During the 1970s, in response to public demand and federal government representatives, the three then-existing television networks established what they called the “Family Hour.” This was a time slot between 8 and 9 p.m. where the networks vowed to broadcast more family-friendly programming.
It’s hard to imagine now, with the Wild West nature of broadcast and cable television, where it seems just about anything goes. But in the 1970s, people were still capable of being scandalized and somewhat shocked by questionable material.
Regardless, I have more than a suspicion the Family Hour was used by the networks more for cover than as a mechanism to provide families with wholesome entertainment. This was the era where I cut my teeth on television and on shows like “Fantasy Island.”
If you watched a rerun of that show you might ask why I was paid to write that stuff, but also think it must have been one of those Family Hour shows. Actually, we were “edgy” then and “Fantasy Island” was on well after the traditional Family Hour timeslot. But despite its somewhat dubious title, it was a toothless and harmless show.
As I write this today, decades after the Family Hour and “Fantasy Island” came and went, bishops in Rome are gathered in a very important synod about the family that may have global repercussions. So I’m writing about a television channel. In a kind of microcosm of how television plays a role in confusing and tangling up the notion of family, Disney’s ABC Family channel is changing its name to Freeform.
Not exactly earth shattering news, but worth a little history review.
The “Family” channel was started way back in the 1980s by televangelist Pat Robertson as part of his “700 Club” empire. When he sold the station to another company, the details of the deal were that the word “family” remain in the channel’s name, along with Mr. Robertson’s “700 Club” program. The station underwent several more ownership changes until it finally fell into the quiver of the ever-growing Disney empire.
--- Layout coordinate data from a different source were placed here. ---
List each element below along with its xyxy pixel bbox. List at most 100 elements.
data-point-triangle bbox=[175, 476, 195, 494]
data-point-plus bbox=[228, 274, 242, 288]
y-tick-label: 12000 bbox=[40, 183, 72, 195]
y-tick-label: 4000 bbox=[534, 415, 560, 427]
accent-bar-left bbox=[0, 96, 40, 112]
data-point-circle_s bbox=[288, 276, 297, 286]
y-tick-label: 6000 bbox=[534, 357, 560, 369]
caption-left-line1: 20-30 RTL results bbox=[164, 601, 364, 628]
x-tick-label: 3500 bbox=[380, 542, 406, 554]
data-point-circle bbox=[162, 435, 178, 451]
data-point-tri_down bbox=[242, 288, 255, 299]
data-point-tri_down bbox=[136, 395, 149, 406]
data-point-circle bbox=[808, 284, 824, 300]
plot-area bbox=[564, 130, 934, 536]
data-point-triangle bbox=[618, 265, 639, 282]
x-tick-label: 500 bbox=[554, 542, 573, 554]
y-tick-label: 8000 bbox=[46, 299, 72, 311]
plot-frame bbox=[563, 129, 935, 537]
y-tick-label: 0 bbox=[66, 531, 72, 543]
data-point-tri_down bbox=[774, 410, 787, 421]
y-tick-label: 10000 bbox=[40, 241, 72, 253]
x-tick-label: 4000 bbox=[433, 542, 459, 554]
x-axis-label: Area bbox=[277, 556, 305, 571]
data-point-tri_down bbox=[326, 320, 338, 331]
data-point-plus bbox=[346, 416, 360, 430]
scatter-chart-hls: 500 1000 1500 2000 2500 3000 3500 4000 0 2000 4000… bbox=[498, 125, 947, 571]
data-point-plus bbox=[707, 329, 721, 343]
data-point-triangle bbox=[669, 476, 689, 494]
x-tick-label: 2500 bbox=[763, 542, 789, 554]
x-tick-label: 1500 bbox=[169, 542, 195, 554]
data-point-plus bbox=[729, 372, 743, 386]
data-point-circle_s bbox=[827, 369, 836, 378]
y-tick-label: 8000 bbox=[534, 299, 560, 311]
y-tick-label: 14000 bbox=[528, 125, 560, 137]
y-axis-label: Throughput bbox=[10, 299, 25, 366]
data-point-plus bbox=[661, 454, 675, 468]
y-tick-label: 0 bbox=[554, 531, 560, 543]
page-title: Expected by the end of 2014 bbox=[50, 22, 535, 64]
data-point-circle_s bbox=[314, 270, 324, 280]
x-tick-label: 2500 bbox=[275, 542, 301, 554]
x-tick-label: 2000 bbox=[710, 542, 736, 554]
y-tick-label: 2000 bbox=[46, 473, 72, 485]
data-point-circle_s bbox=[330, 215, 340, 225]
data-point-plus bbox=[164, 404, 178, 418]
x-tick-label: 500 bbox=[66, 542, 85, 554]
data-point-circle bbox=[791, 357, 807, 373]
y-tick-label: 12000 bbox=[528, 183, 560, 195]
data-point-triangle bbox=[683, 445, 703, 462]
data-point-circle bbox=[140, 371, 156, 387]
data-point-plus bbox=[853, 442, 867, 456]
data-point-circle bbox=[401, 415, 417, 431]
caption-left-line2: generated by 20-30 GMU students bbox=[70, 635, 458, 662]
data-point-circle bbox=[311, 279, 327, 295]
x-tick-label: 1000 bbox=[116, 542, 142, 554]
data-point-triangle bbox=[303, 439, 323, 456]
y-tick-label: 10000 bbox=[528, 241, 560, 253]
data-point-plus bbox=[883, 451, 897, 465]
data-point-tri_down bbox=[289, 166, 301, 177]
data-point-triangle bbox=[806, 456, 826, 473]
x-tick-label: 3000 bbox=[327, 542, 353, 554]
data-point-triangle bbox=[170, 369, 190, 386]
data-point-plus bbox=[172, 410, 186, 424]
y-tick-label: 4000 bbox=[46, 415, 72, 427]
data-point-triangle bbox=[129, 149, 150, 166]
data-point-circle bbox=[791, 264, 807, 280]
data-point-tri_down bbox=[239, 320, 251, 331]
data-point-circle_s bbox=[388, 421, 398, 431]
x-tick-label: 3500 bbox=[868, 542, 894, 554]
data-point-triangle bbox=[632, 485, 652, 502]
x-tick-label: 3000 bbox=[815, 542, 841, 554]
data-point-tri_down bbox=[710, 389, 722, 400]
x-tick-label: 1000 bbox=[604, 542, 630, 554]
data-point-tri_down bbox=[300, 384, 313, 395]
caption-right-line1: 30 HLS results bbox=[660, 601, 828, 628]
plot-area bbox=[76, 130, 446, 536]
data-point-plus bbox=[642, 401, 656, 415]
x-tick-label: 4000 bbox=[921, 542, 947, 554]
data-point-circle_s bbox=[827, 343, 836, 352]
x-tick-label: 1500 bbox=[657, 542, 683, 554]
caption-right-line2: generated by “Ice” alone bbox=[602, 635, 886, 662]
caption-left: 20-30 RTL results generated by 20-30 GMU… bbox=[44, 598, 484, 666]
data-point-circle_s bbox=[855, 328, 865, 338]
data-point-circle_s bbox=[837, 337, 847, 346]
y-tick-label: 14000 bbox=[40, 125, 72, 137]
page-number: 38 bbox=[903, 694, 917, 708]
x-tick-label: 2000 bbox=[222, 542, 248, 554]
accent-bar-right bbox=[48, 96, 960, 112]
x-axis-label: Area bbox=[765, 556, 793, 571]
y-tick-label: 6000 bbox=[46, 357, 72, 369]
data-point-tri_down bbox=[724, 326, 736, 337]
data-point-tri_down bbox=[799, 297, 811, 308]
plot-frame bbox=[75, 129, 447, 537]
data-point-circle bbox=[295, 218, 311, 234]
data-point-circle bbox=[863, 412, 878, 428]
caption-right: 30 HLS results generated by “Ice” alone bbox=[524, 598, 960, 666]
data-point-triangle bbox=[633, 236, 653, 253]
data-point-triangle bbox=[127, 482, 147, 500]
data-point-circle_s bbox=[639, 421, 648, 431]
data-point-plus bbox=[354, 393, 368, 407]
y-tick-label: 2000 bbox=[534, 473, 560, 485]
At first, the Family channel was just a collection of old family-friendly sitcoms, but via the pathway of multiple takeovers by various large corporations, it slowly morphed into something entirely different. The only thing that remained was the word “family.”
Actually, that word has been a bit of a misnomer for some time, as the outlet has already thrown in with not-so-family-friendly fare such as “Pretty Little Liars” and “Recovery Road,” which, although aimed at a younger demographic, aim a little bit too much below the belt.
Mighty letter writing campaigns may not ensue, howling demands ABC Family return to its roots and give us more reruns of “I was a 6th Grade Alien” or “Mister Moose’s Fun Time” (I didn’t make those up). But the name change also indicates a not-so-family-friendly shift.
In the Hollywood Reporter article written by Lesley Goldberg, ABC Family President Tom Ascheim is quoted at length about the reasoning for taking the word “family” out of the channel’s name and replacing it with Freeform. According to Ascheim, it will help the channel reach a new sub-strata of a demographic he refers to as “Becomers.”
Becoming what is never fully explained, and that’s probably for the better. According to network experts, this group includes young people just coming out of their college years, still not making a lot of money, but beginning to experience real world facts of life like paying rent, paying bills and having to get up every morning to go to a job.
These are kinds of people every pope in my memory has tried to reach with regard to growing up and taking on the joys, sorrows and everything else that goes with family life.
The station formerly known as ABC Family seems to want to do the opposite. Keep them in a perennial single state (where they will have maximum amounts of disposable income for advertisers to tap) and keep them watching shows that although more “adult” in theme, are really just means by which adolescence is unnaturally prolonged.
Like its own version of global warming, the rising tide brought about by television continually opting to delve into the more “adult” and edgy neighborhoods of human interaction has caused the island of family friendly entertainment to grow ever smaller. It’s probably a good time to build a raft and sail to a more friendly land mass.
And speaking of islands, there is now a story in Variety of a reboot of “Fantasy Island” in the mix. This time out there will be an all-female cast and instead of an actual island, the location switches to San Francisco … do the math.
Despite the restructuring of once popular and “safe” television shows into more edgy and “adult” ones, there is no need to despair. Not that the experts at Disney would bother consulting another prescient commentator on popular culture, but someone we as Catholics should never tire of relying on, St. John Paul II, gave us all the marketing advice we need in Evangelium Vitae, “The role of the family in building a culture of life is decisive and irreplaceable.”